With web interaction at its most basic, users interact with pages by clicking on links and submitting forms. This interaction initiates a dialog between the client, usually a web browser, and the server, where the client sends data and page requests to the server, and the server collects data and returns pages. Once the server delivers a page, all dialog is suspended until the client makes another request. What the user does with the page is immaterial, unless another link is clicked or another form submitted.
This type of exchange does not lend itself to the type of dynamic interaction we have grown accustomed to in software applications, in which user actions prompt immediate feedback, and feedback in context; modern spell-checking, for example, happens inline within the document rather than word by word in an auxiliary window (fig. 10.1).
An effective user interface guides users through a task, providing feedback along the way to help avoid errors, rather than having the user correct errors after completion. This type of inline guidance is difficult to accomplish using standard web technologies. Take required fields, for example. In a standard web environment, the user submits the form, then the server checks the data and, if fields are missed, returns the form to the user to complete. This transaction can occur repeatedly if the user does not locate all of the required fields before submitting. With a more dynamic interface, the form fields are validated as they are completed, and the submit button is active only when all the fields are complete (fig. 10.2).
Although client-side scripting offers many benefits to interaction, it cannot be relied on exclusively to provide necessary interaction. For universal usability, a web application that makes use of client-side scripting must also function when these technologies are unavailable or disabled.

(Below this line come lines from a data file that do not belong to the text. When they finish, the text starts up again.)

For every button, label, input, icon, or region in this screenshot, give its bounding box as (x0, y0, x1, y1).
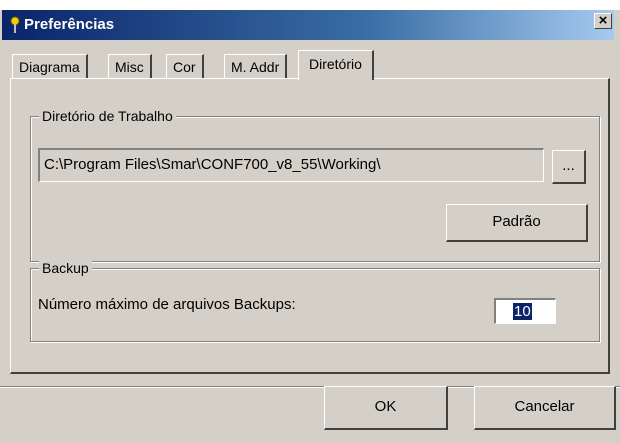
tab-diagrama[interactable]: Diagrama (12, 54, 88, 78)
close-icon: × (598, 12, 608, 29)
tab-cor[interactable]: Cor (166, 54, 204, 78)
cancel-button[interactable]: Cancelar (474, 386, 616, 430)
ok-button[interactable]: OK (324, 386, 448, 430)
tab-misc[interactable]: Misc (108, 54, 152, 78)
tab-diretorio[interactable]: Diretório (298, 50, 374, 80)
tab-panel-diretorio (10, 78, 610, 374)
close-button[interactable]: × (594, 13, 612, 29)
pin-icon (10, 16, 20, 33)
window-title: Preferências (24, 16, 115, 33)
preferences-dialog: Preferências × Diagrama Misc Cor M. Addr… (0, 10, 620, 443)
tab-m-addr[interactable]: M. Addr (224, 54, 288, 78)
title-bar[interactable]: Preferências × (2, 10, 614, 40)
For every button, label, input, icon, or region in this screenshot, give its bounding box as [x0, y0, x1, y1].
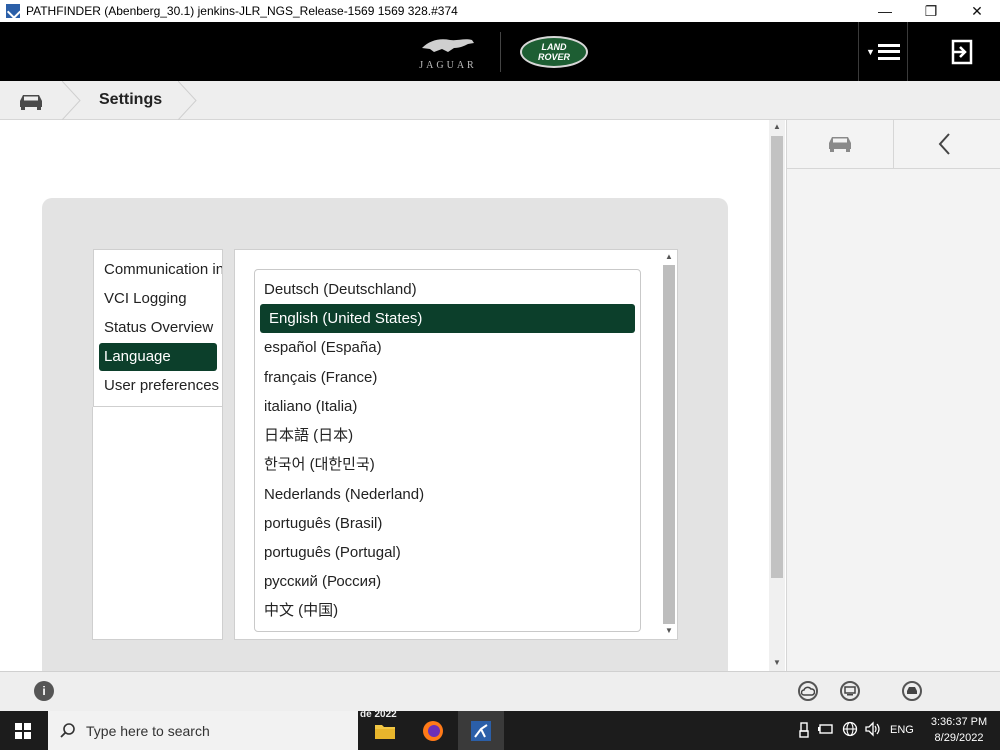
taskbar-clock[interactable]: 3:36:37 PM 8/29/2022	[924, 714, 994, 746]
breadcrumb-settings: Settings	[99, 91, 163, 108]
language-scroll-thumb[interactable]	[663, 265, 675, 624]
settings-nav-list: Communication interface VCI Logging Stat…	[93, 249, 223, 407]
exit-icon	[951, 39, 973, 64]
input-language[interactable]: ENG	[890, 724, 914, 736]
window-title: PATHFINDER (Abenberg_30.1) jenkins-JLR_N…	[26, 4, 458, 18]
scroll-up-icon[interactable]: ▲	[661, 252, 677, 261]
vci-device-icon[interactable]	[840, 681, 860, 701]
nav-item-language[interactable]: Language	[99, 343, 217, 371]
car-icon	[20, 94, 42, 110]
language-nederlands[interactable]: Nederlands (Nederland)	[264, 480, 634, 509]
main-scroll-up-icon[interactable]: ▲	[769, 122, 785, 131]
volume-icon[interactable]	[864, 721, 882, 740]
close-button[interactable]: ✕	[954, 0, 1000, 22]
side-car-icon[interactable]	[827, 134, 853, 152]
nav-item-communication[interactable]: Communication interface	[99, 256, 222, 284]
hamburger-icon	[877, 43, 900, 60]
main-scroll-down-icon[interactable]: ▼	[769, 658, 785, 667]
language-portugues-brasil[interactable]: português (Brasil)	[264, 509, 634, 538]
vehicle-status-icon[interactable]	[902, 681, 922, 701]
usb-icon[interactable]	[798, 722, 810, 741]
jaguar-logo: JAGUAR	[412, 30, 484, 74]
language-deutsch[interactable]: Deutsch (Deutschland)	[264, 275, 634, 304]
language-korean[interactable]: 한국어 (대한민국)	[264, 450, 634, 479]
language-scrollbar[interactable]: ▲ ▼	[661, 250, 677, 639]
window-title-bar: PATHFINDER (Abenberg_30.1) jenkins-JLR_N…	[0, 0, 1000, 22]
language-chinese[interactable]: 中文 (中国)	[264, 596, 634, 625]
network-globe-icon[interactable]	[842, 721, 858, 740]
collapse-back-icon[interactable]	[937, 132, 953, 156]
file-explorer-taskbar-button[interactable]	[362, 711, 408, 750]
minimize-button[interactable]: —	[862, 0, 908, 22]
search-placeholder: Type here to search	[86, 722, 210, 739]
settings-nav-panel	[92, 407, 223, 640]
pathfinder-app-icon	[6, 4, 20, 18]
clock-time: 3:36:37 PM	[930, 716, 988, 728]
land-rover-logo: LAND ROVER	[520, 36, 588, 68]
main-scrollbar[interactable]: ▲ ▼	[769, 120, 785, 671]
language-espanol[interactable]: español (España)	[264, 333, 634, 362]
vehicle-home-button[interactable]	[0, 81, 62, 120]
nav-item-status-overview[interactable]: Status Overview	[99, 314, 217, 342]
language-francais[interactable]: français (France)	[264, 363, 634, 392]
scroll-down-icon[interactable]: ▼	[661, 626, 677, 635]
restore-button[interactable]: ❐	[908, 0, 954, 22]
folder-icon	[375, 724, 395, 739]
language-portugues-portugal[interactable]: português (Portugal)	[264, 538, 634, 567]
side-panel	[786, 120, 1000, 671]
leaper-icon	[422, 39, 474, 52]
pathfinder-taskbar-button[interactable]	[458, 711, 504, 750]
main-scroll-thumb[interactable]	[771, 136, 783, 578]
language-english[interactable]: English (United States)	[260, 304, 635, 333]
language-russian[interactable]: русский (Россия)	[264, 567, 634, 596]
language-japanese[interactable]: 日本語 (日本)	[264, 421, 634, 450]
search-icon	[60, 722, 75, 738]
breadcrumb-end-separator	[178, 81, 197, 120]
land-rover-line2: ROVER	[537, 52, 570, 62]
taskbar-search[interactable]: Type here to search	[48, 711, 358, 750]
land-rover-line1: LAND	[541, 42, 567, 52]
cloud-sync-icon[interactable]	[798, 681, 818, 701]
nav-item-user-preferences[interactable]: User preferences	[99, 372, 219, 400]
language-italiano[interactable]: italiano (Italia)	[264, 392, 634, 421]
brand-divider	[500, 32, 501, 72]
exit-button[interactable]	[944, 22, 980, 81]
nav-item-vci-logging[interactable]: VCI Logging	[99, 285, 217, 313]
jaguar-wordmark: JAGUAR	[419, 60, 477, 71]
info-icon[interactable]: i	[34, 681, 54, 701]
firefox-taskbar-button[interactable]	[410, 711, 456, 750]
clock-date: 8/29/2022	[934, 732, 984, 744]
caret-down-icon: ▼	[866, 46, 875, 57]
battery-icon[interactable]	[818, 722, 834, 739]
windows-logo-icon	[15, 722, 31, 739]
breadcrumb-separator	[62, 81, 81, 120]
side-panel-divider	[893, 120, 894, 169]
firefox-icon	[423, 720, 443, 741]
pathfinder-taskbar-icon	[471, 720, 491, 741]
start-button[interactable]	[0, 711, 46, 750]
main-menu-button[interactable]: ▼	[858, 22, 908, 81]
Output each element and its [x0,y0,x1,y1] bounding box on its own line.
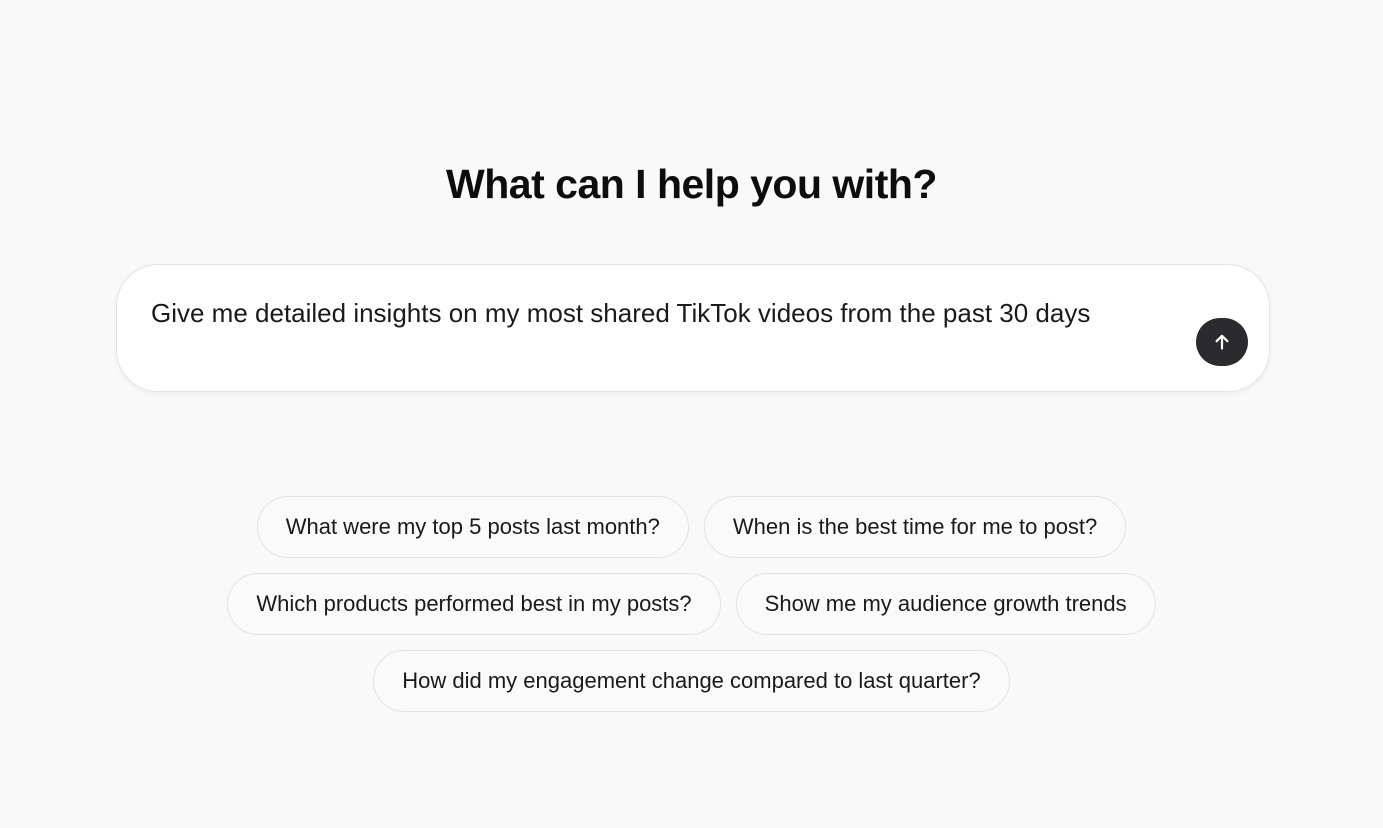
suggestion-row: What were my top 5 posts last month? Whe… [0,496,1383,558]
prompt-input[interactable]: Give me detailed insights on my most sha… [151,295,1211,331]
suggestion-chip-best-time[interactable]: When is the best time for me to post? [703,496,1127,558]
suggestion-chip-products[interactable]: Which products performed best in my post… [227,573,721,635]
suggestion-chip-top-posts[interactable]: What were my top 5 posts last month? [256,496,689,558]
page-title: What can I help you with? [446,161,937,207]
suggestion-chip-engagement[interactable]: How did my engagement change compared to… [373,650,1010,712]
suggestion-list: What were my top 5 posts last month? Whe… [0,496,1383,727]
suggestion-chip-audience-growth[interactable]: Show me my audience growth trends [735,573,1156,635]
send-button[interactable] [1196,318,1248,366]
page: What can I help you with? Give me detail… [0,0,1383,828]
suggestion-row: How did my engagement change compared to… [0,650,1383,712]
prompt-composer[interactable]: Give me detailed insights on my most sha… [116,264,1270,392]
suggestion-row: Which products performed best in my post… [0,573,1383,635]
arrow-up-icon [1215,334,1229,350]
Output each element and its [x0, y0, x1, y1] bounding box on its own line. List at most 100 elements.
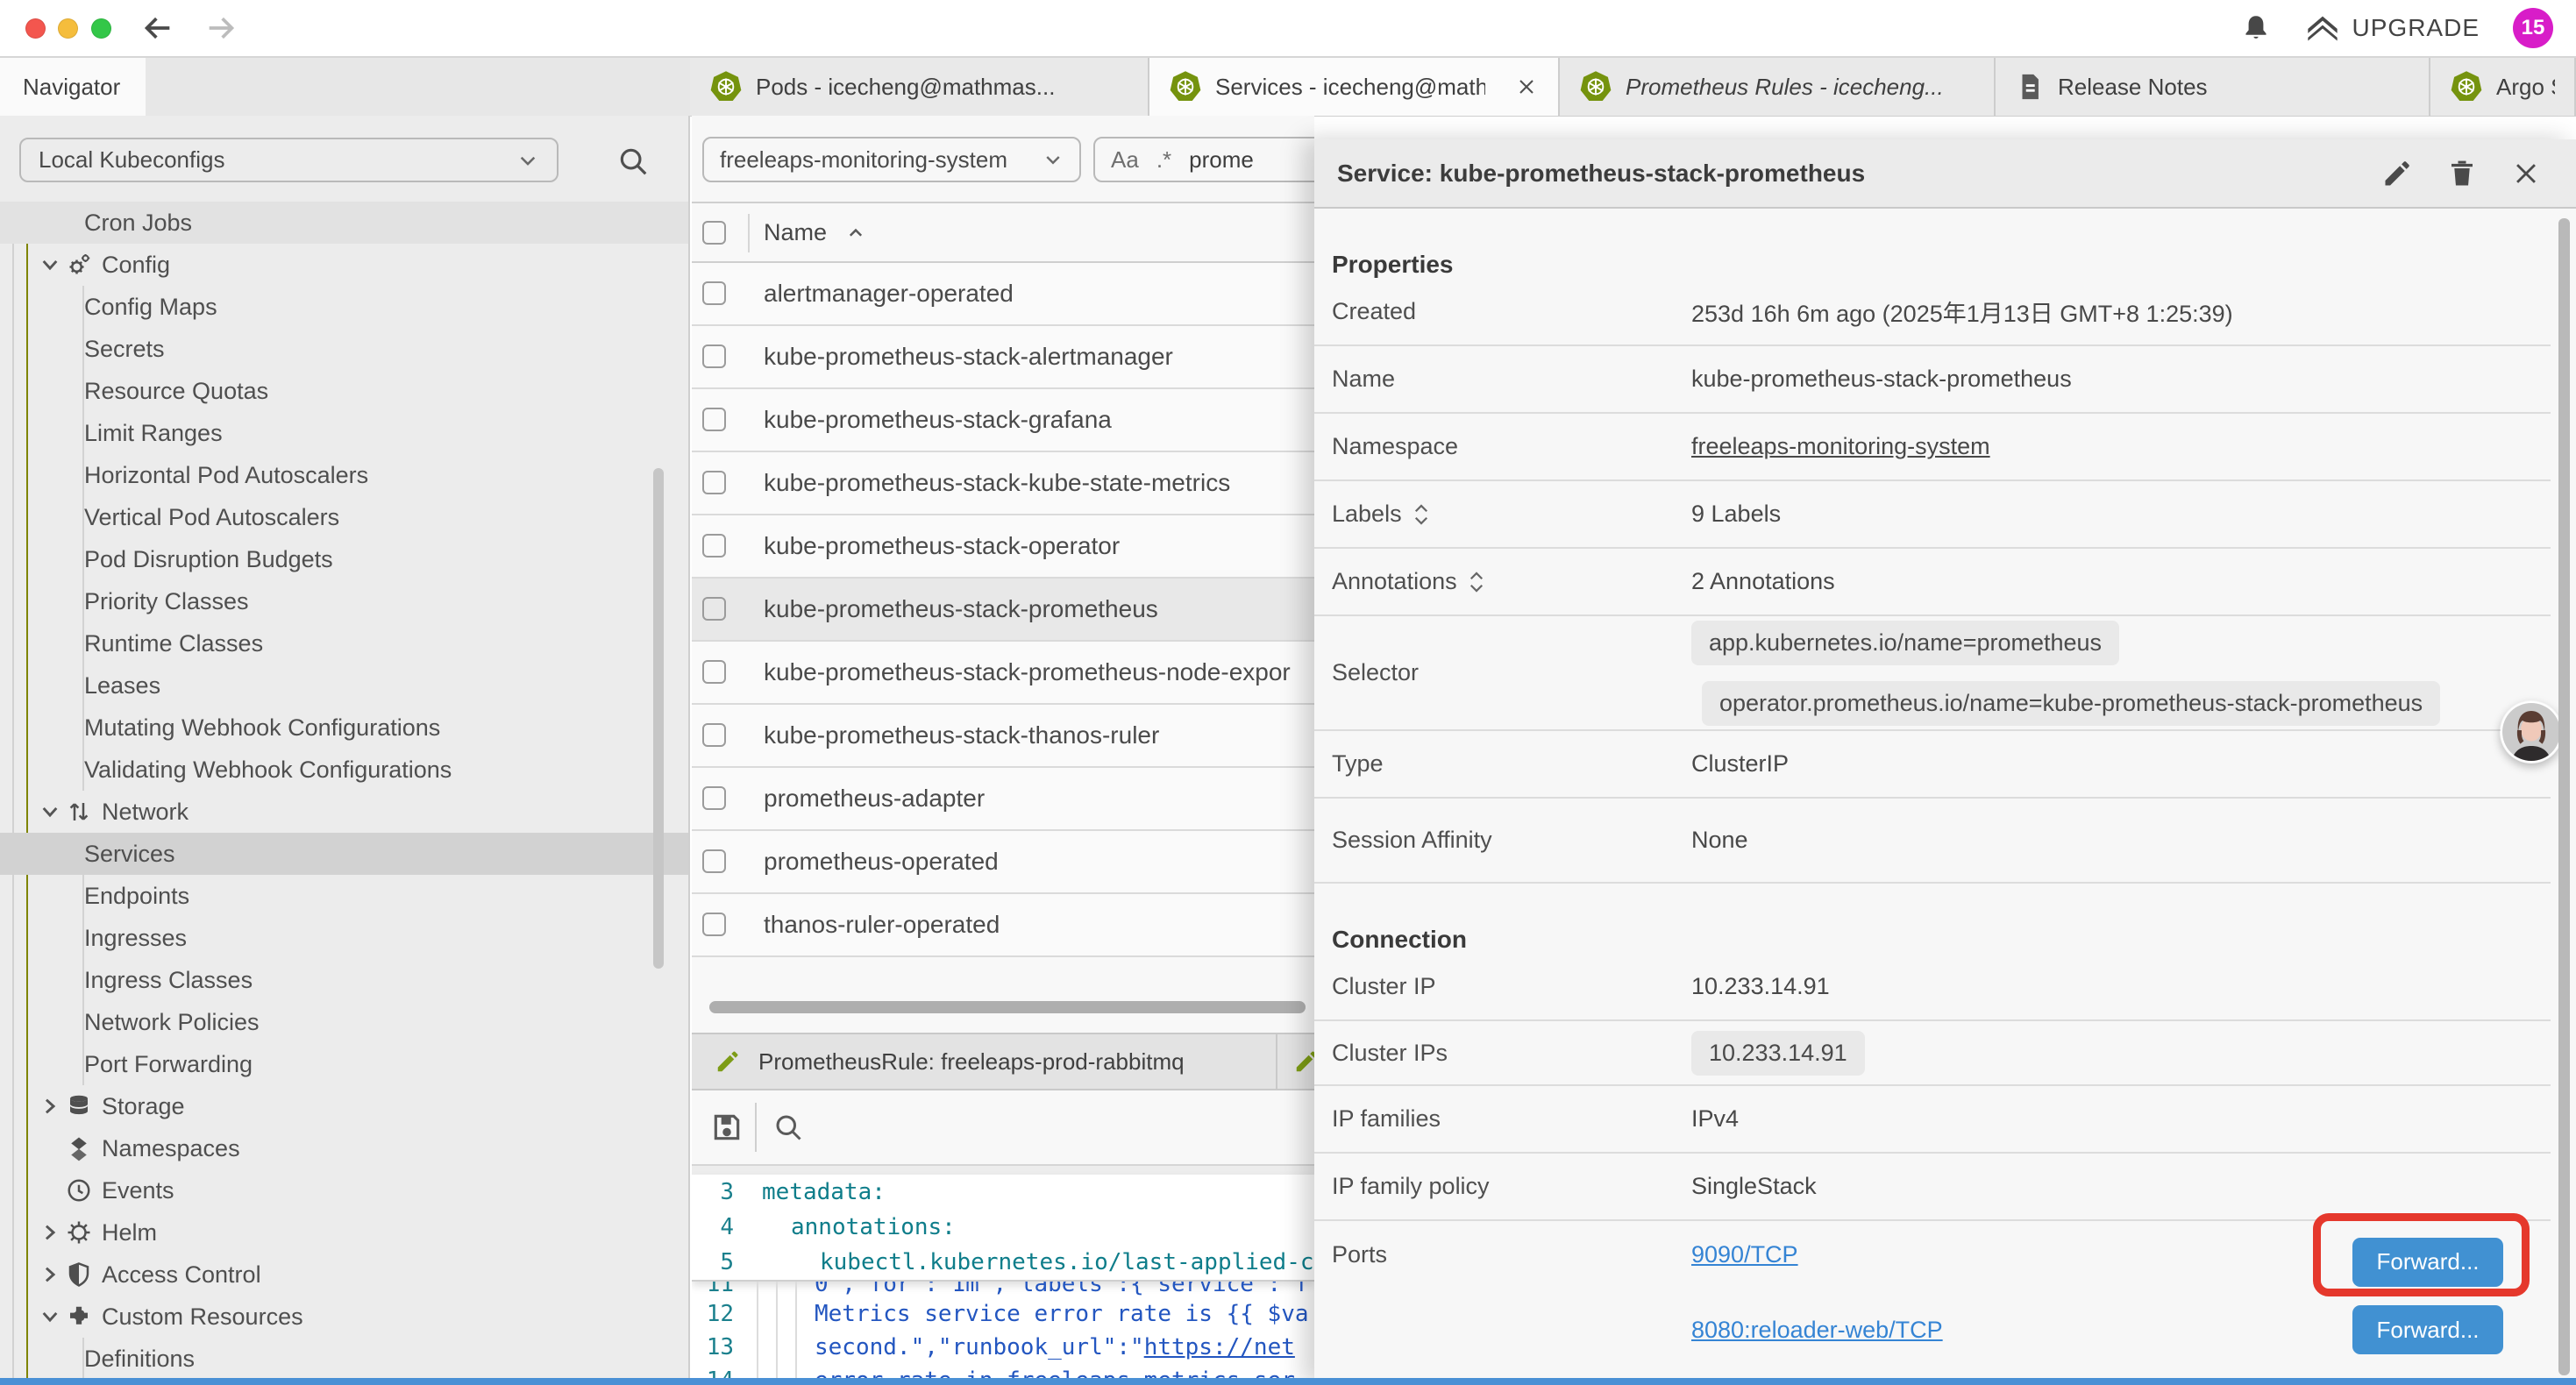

When we moved from text-based web pages to graphical web pages in the early days of the web, we improved usability but sacrificed universal usability. Because text is machine-readable, it can be accessed by a wide range of users and devices. Graphics are not machine-readable, and a page that employs graphics and complex layouts is harder to make accessible. Now we are seeing a similar trend with interaction, as we move from simple links and forms to complex and dynamic interfaces. Although these interfaces can be much more usable and efficient, they are also more difficult to make accessible to all users. Users of screen readers may not know when dynamic content has loaded onto the page. Keyboard users may not be able to work interface widgets. Some “thin” clients, such as pdas and cell phones, do not have horsepower to run these technologies. And html and other W3C technologies are designed to support accessible designs, with such features as text equivalents and fallbacks, whereas many of the add-on technologies were not designed with accessibility in mind.
The good news is that the W3C is working to create standards to support the development of interfaces that are both dynamic and accessible. The aria (Accessible Rich Internet Applications) initiative is developing a specification for marking up application interfaces in such a way that clients of all kinds—from standard browsers to screen magnifiers to screen readers—can help users access and manipulate dynamic interface elements. Developments such as aria and Adobe’s work to make accessible Flash, along with the ongoing work on html and xhtml, will produce tools that we can use to build accessible dynamic interfaces. In the meantime, we have standard tools at the ready that will allow us to create accessible and effective web applications.